Infectious Bursal Desease (IBD) atau Penyakit Gumboro pada Ayam


Infectious Bursal Desease (IBD) atau Penyakit Gumboro
pada Ayam
Infectious Bursal Desease (IBD) adalah suatu penyakit viral yang bersifat akut dan sangat menular yang menyerang ayam muda, terutama umur 4-6 minggu (Tabbu, 2000).  IBD ditandai dengan depresi yang hebat, disamping itu bersifat imunosupresif yaitu depresi pembentukan antibodi humoral karena terjadi kerusakan sel limfoid bursa fabricius (Sumaryani dkk., 1999), dan lebih ringan dalam organ limfoit lain (Butcher and Miles, 1995).

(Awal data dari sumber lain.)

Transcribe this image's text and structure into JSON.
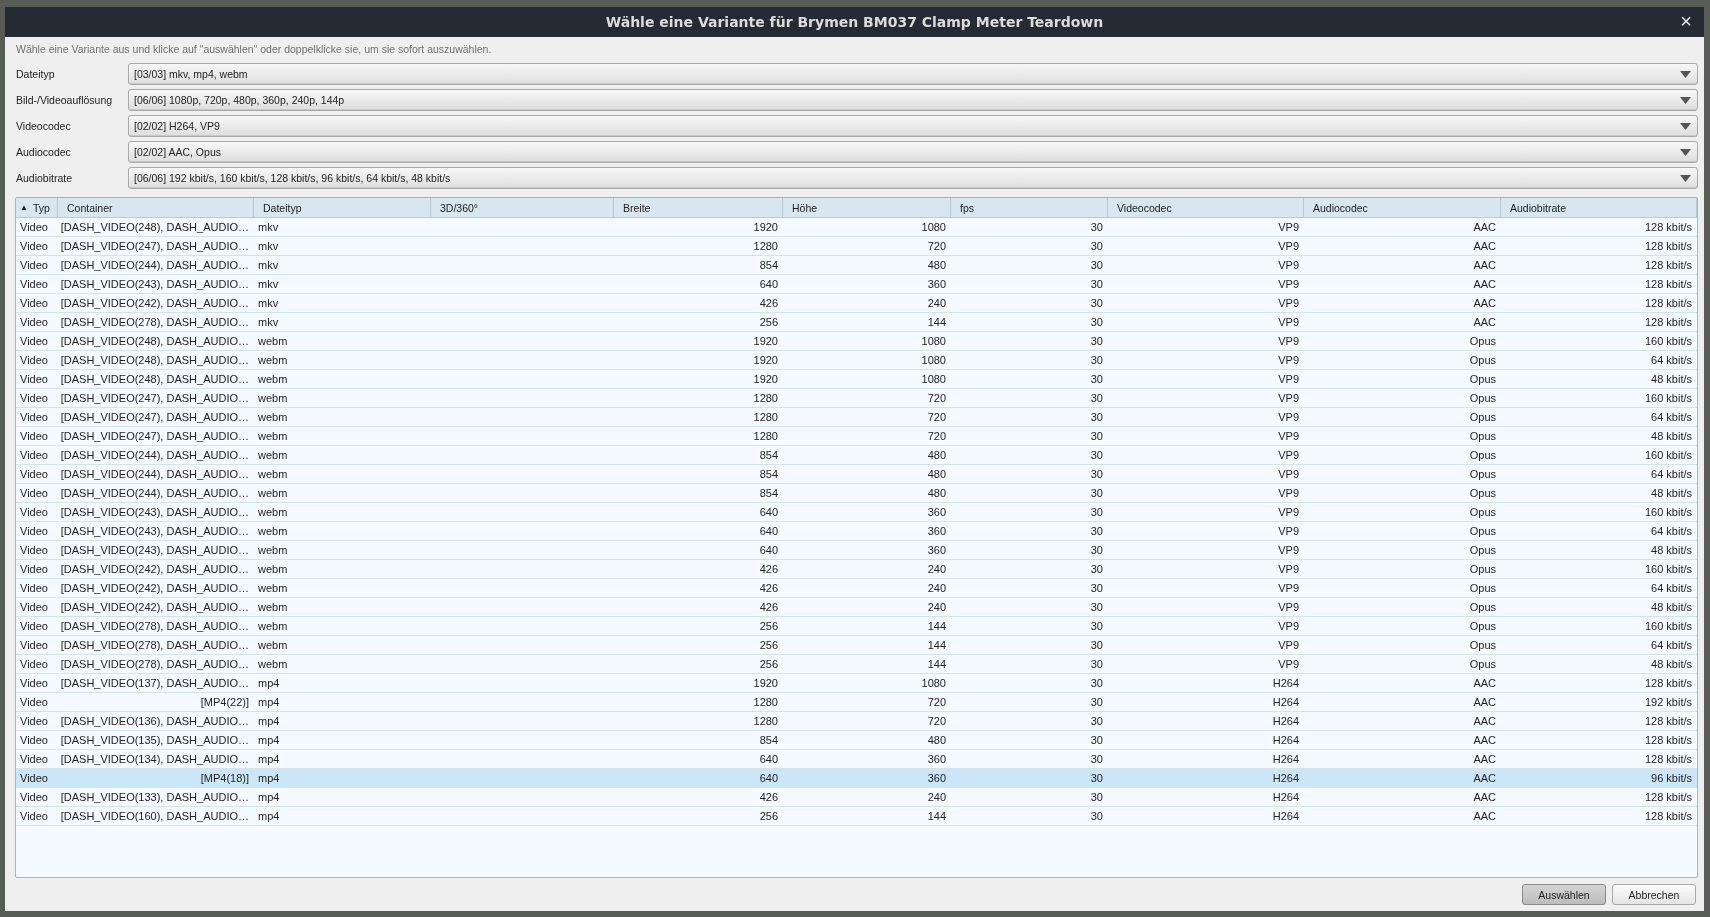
{
  "window": {
    "title": "Wähle eine Variante für Brymen BM037 Clamp Meter Teardown",
    "close": "×"
  },
  "hint": "Wähle eine Variante aus und klicke auf \"auswählen\" oder doppelklicke sie, um sie sofort auszuwählen.",
  "filters": [
    {
      "label": "Dateityp",
      "value": "[03/03] mkv, mp4, webm"
    },
    {
      "label": "Bild-/Videoauflösung",
      "value": "[06/06] 1080p, 720p, 480p, 360p, 240p, 144p"
    },
    {
      "label": "Videocodec",
      "value": "[02/02] H264, VP9"
    },
    {
      "label": "Audiocodec",
      "value": "[02/02] AAC, Opus"
    },
    {
      "label": "Audiobitrate",
      "value": "[06/06] 192 kbit/s, 160 kbit/s, 128 kbit/s, 96 kbit/s, 64 kbit/s, 48 kbit/s"
    }
  ],
  "table": {
    "columns": [
      {
        "label": "Typ",
        "sort": "▲"
      },
      {
        "label": "Container"
      },
      {
        "label": "Dateityp"
      },
      {
        "label": "3D/360°"
      },
      {
        "label": "Breite"
      },
      {
        "label": "Höhe"
      },
      {
        "label": "fps"
      },
      {
        "label": "Videocodec"
      },
      {
        "label": "Audiocodec"
      },
      {
        "label": "Audiobitrate"
      }
    ],
    "rows": [
      {
        "selected": false,
        "cells": [
          "Video",
          "[DASH_VIDEO(248), DASH_AUDIO…",
          "mkv",
          null,
          "1920",
          "1080",
          "30",
          "VP9",
          "AAC",
          "128 kbit/s"
        ]
      },
      {
        "selected": false,
        "cells": [
          "Video",
          "[DASH_VIDEO(247), DASH_AUDIO…",
          "mkv",
          null,
          "1280",
          "720",
          "30",
          "VP9",
          "AAC",
          "128 kbit/s"
        ]
      },
      {
        "selected": false,
        "cells": [
          "Video",
          "[DASH_VIDEO(244), DASH_AUDIO…",
          "mkv",
          null,
          "854",
          "480",
          "30",
          "VP9",
          "AAC",
          "128 kbit/s"
        ]
      },
      {
        "selected": false,
        "cells": [
          "Video",
          "[DASH_VIDEO(243), DASH_AUDIO…",
          "mkv",
          null,
          "640",
          "360",
          "30",
          "VP9",
          "AAC",
          "128 kbit/s"
        ]
      },
      {
        "selected": false,
        "cells": [
          "Video",
          "[DASH_VIDEO(242), DASH_AUDIO…",
          "mkv",
          null,
          "426",
          "240",
          "30",
          "VP9",
          "AAC",
          "128 kbit/s"
        ]
      },
      {
        "selected": false,
        "cells": [
          "Video",
          "[DASH_VIDEO(278), DASH_AUDIO…",
          "mkv",
          null,
          "256",
          "144",
          "30",
          "VP9",
          "AAC",
          "128 kbit/s"
        ]
      },
      {
        "selected": false,
        "cells": [
          "Video",
          "[DASH_VIDEO(248), DASH_AUDIO…",
          "webm",
          null,
          "1920",
          "1080",
          "30",
          "VP9",
          "Opus",
          "160 kbit/s"
        ]
      },
      {
        "selected": false,
        "cells": [
          "Video",
          "[DASH_VIDEO(248), DASH_AUDIO…",
          "webm",
          null,
          "1920",
          "1080",
          "30",
          "VP9",
          "Opus",
          "64 kbit/s"
        ]
      },
      {
        "selected": false,
        "cells": [
          "Video",
          "[DASH_VIDEO(248), DASH_AUDIO…",
          "webm",
          null,
          "1920",
          "1080",
          "30",
          "VP9",
          "Opus",
          "48 kbit/s"
        ]
      },
      {
        "selected": false,
        "cells": [
          "Video",
          "[DASH_VIDEO(247), DASH_AUDIO…",
          "webm",
          null,
          "1280",
          "720",
          "30",
          "VP9",
          "Opus",
          "160 kbit/s"
        ]
      },
      {
        "selected": false,
        "cells": [
          "Video",
          "[DASH_VIDEO(247), DASH_AUDIO…",
          "webm",
          null,
          "1280",
          "720",
          "30",
          "VP9",
          "Opus",
          "64 kbit/s"
        ]
      },
      {
        "selected": false,
        "cells": [
          "Video",
          "[DASH_VIDEO(247), DASH_AUDIO…",
          "webm",
          null,
          "1280",
          "720",
          "30",
          "VP9",
          "Opus",
          "48 kbit/s"
        ]
      },
      {
        "selected": false,
        "cells": [
          "Video",
          "[DASH_VIDEO(244), DASH_AUDIO…",
          "webm",
          null,
          "854",
          "480",
          "30",
          "VP9",
          "Opus",
          "160 kbit/s"
        ]
      },
      {
        "selected": false,
        "cells": [
          "Video",
          "[DASH_VIDEO(244), DASH_AUDIO…",
          "webm",
          null,
          "854",
          "480",
          "30",
          "VP9",
          "Opus",
          "64 kbit/s"
        ]
      },
      {
        "selected": false,
        "cells": [
          "Video",
          "[DASH_VIDEO(244), DASH_AUDIO…",
          "webm",
          null,
          "854",
          "480",
          "30",
          "VP9",
          "Opus",
          "48 kbit/s"
        ]
      },
      {
        "selected": false,
        "cells": [
          "Video",
          "[DASH_VIDEO(243), DASH_AUDIO…",
          "webm",
          null,
          "640",
          "360",
          "30",
          "VP9",
          "Opus",
          "160 kbit/s"
        ]
      },
      {
        "selected": false,
        "cells": [
          "Video",
          "[DASH_VIDEO(243), DASH_AUDIO…",
          "webm",
          null,
          "640",
          "360",
          "30",
          "VP9",
          "Opus",
          "64 kbit/s"
        ]
      },
      {
        "selected": false,
        "cells": [
          "Video",
          "[DASH_VIDEO(243), DASH_AUDIO…",
          "webm",
          null,
          "640",
          "360",
          "30",
          "VP9",
          "Opus",
          "48 kbit/s"
        ]
      },
      {
        "selected": false,
        "cells": [
          "Video",
          "[DASH_VIDEO(242), DASH_AUDIO…",
          "webm",
          null,
          "426",
          "240",
          "30",
          "VP9",
          "Opus",
          "160 kbit/s"
        ]
      },
      {
        "selected": false,
        "cells": [
          "Video",
          "[DASH_VIDEO(242), DASH_AUDIO…",
          "webm",
          null,
          "426",
          "240",
          "30",
          "VP9",
          "Opus",
          "64 kbit/s"
        ]
      },
      {
        "selected": false,
        "cells": [
          "Video",
          "[DASH_VIDEO(242), DASH_AUDIO…",
          "webm",
          null,
          "426",
          "240",
          "30",
          "VP9",
          "Opus",
          "48 kbit/s"
        ]
      },
      {
        "selected": false,
        "cells": [
          "Video",
          "[DASH_VIDEO(278), DASH_AUDIO…",
          "webm",
          null,
          "256",
          "144",
          "30",
          "VP9",
          "Opus",
          "160 kbit/s"
        ]
      },
      {
        "selected": false,
        "cells": [
          "Video",
          "[DASH_VIDEO(278), DASH_AUDIO…",
          "webm",
          null,
          "256",
          "144",
          "30",
          "VP9",
          "Opus",
          "64 kbit/s"
        ]
      },
      {
        "selected": false,
        "cells": [
          "Video",
          "[DASH_VIDEO(278), DASH_AUDIO…",
          "webm",
          null,
          "256",
          "144",
          "30",
          "VP9",
          "Opus",
          "48 kbit/s"
        ]
      },
      {
        "selected": false,
        "cells": [
          "Video",
          "[DASH_VIDEO(137), DASH_AUDIO…",
          "mp4",
          null,
          "1920",
          "1080",
          "30",
          "H264",
          "AAC",
          "128 kbit/s"
        ]
      },
      {
        "selected": false,
        "cells": [
          "Video",
          "[MP4(22)]",
          "mp4",
          null,
          "1280",
          "720",
          "30",
          "H264",
          "AAC",
          "192 kbit/s"
        ]
      },
      {
        "selected": false,
        "cells": [
          "Video",
          "[DASH_VIDEO(136), DASH_AUDIO…",
          "mp4",
          null,
          "1280",
          "720",
          "30",
          "H264",
          "AAC",
          "128 kbit/s"
        ]
      },
      {
        "selected": false,
        "cells": [
          "Video",
          "[DASH_VIDEO(135), DASH_AUDIO…",
          "mp4",
          null,
          "854",
          "480",
          "30",
          "H264",
          "AAC",
          "128 kbit/s"
        ]
      },
      {
        "selected": false,
        "cells": [
          "Video",
          "[DASH_VIDEO(134), DASH_AUDIO…",
          "mp4",
          null,
          "640",
          "360",
          "30",
          "H264",
          "AAC",
          "128 kbit/s"
        ]
      },
      {
        "selected": true,
        "cells": [
          "Video",
          "[MP4(18)]",
          "mp4",
          null,
          "640",
          "360",
          "30",
          "H264",
          "AAC",
          "96 kbit/s"
        ]
      },
      {
        "selected": false,
        "cells": [
          "Video",
          "[DASH_VIDEO(133), DASH_AUDIO…",
          "mp4",
          null,
          "426",
          "240",
          "30",
          "H264",
          "AAC",
          "128 kbit/s"
        ]
      },
      {
        "selected": false,
        "cells": [
          "Video",
          "[DASH_VIDEO(160), DASH_AUDIO…",
          "mp4",
          null,
          "256",
          "144",
          "30",
          "H264",
          "AAC",
          "128 kbit/s"
        ]
      }
    ]
  },
  "buttons": [
    {
      "label": "Auswählen",
      "kind": "default"
    },
    {
      "label": "Abbrechen",
      "kind": "normal"
    }
  ]
}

IBD pertamakali dilaporkan oleh Cosgrove pada tahun 1962 di daerah Gumboro, Delaware, USA yang kemudian menamakanya sebagai penyakit Gumboro. Penyakit Gumboro menyerang semua jenis ayam dan jenis unggas lainya, misalnya kalkun (Lukert and Davis, 1979). Agen penyebab penyakit telah berhasil diisolasi oleh Winterfield  pada tahun 1962 (Lukert and Saif, 1997) yang membedakan dengan penyakit yang telah dikenal sebelumnya sebagi nephroptic infectious bronchitis akibat inveksi virus pada ayam. Istilah Infectious bursal diusulkan oleh Hitchner (1970).
A. Etiologi
Infectious Bursal Desease disebabkan oleh virus yang tidak beramplop dan berbentuk simetri icosahedral dengan diameter antara 55 – 60 nm (Hirai and Shimakura, 1974).  Dobos et al (1979) mengelompokan virus IBD kedalam famili Birnaviridae, genus Birnaviridae, merupakan ds RNA bersegmen dan hanya memiliki 2 segmen. Virus ini mempunyai kapsid yang mengandung empat struktural protein (Nick et al., 1976, Dobos et al., 1979), yang tersusun menjadi 32 kapsomer (Hirai et al., 1979).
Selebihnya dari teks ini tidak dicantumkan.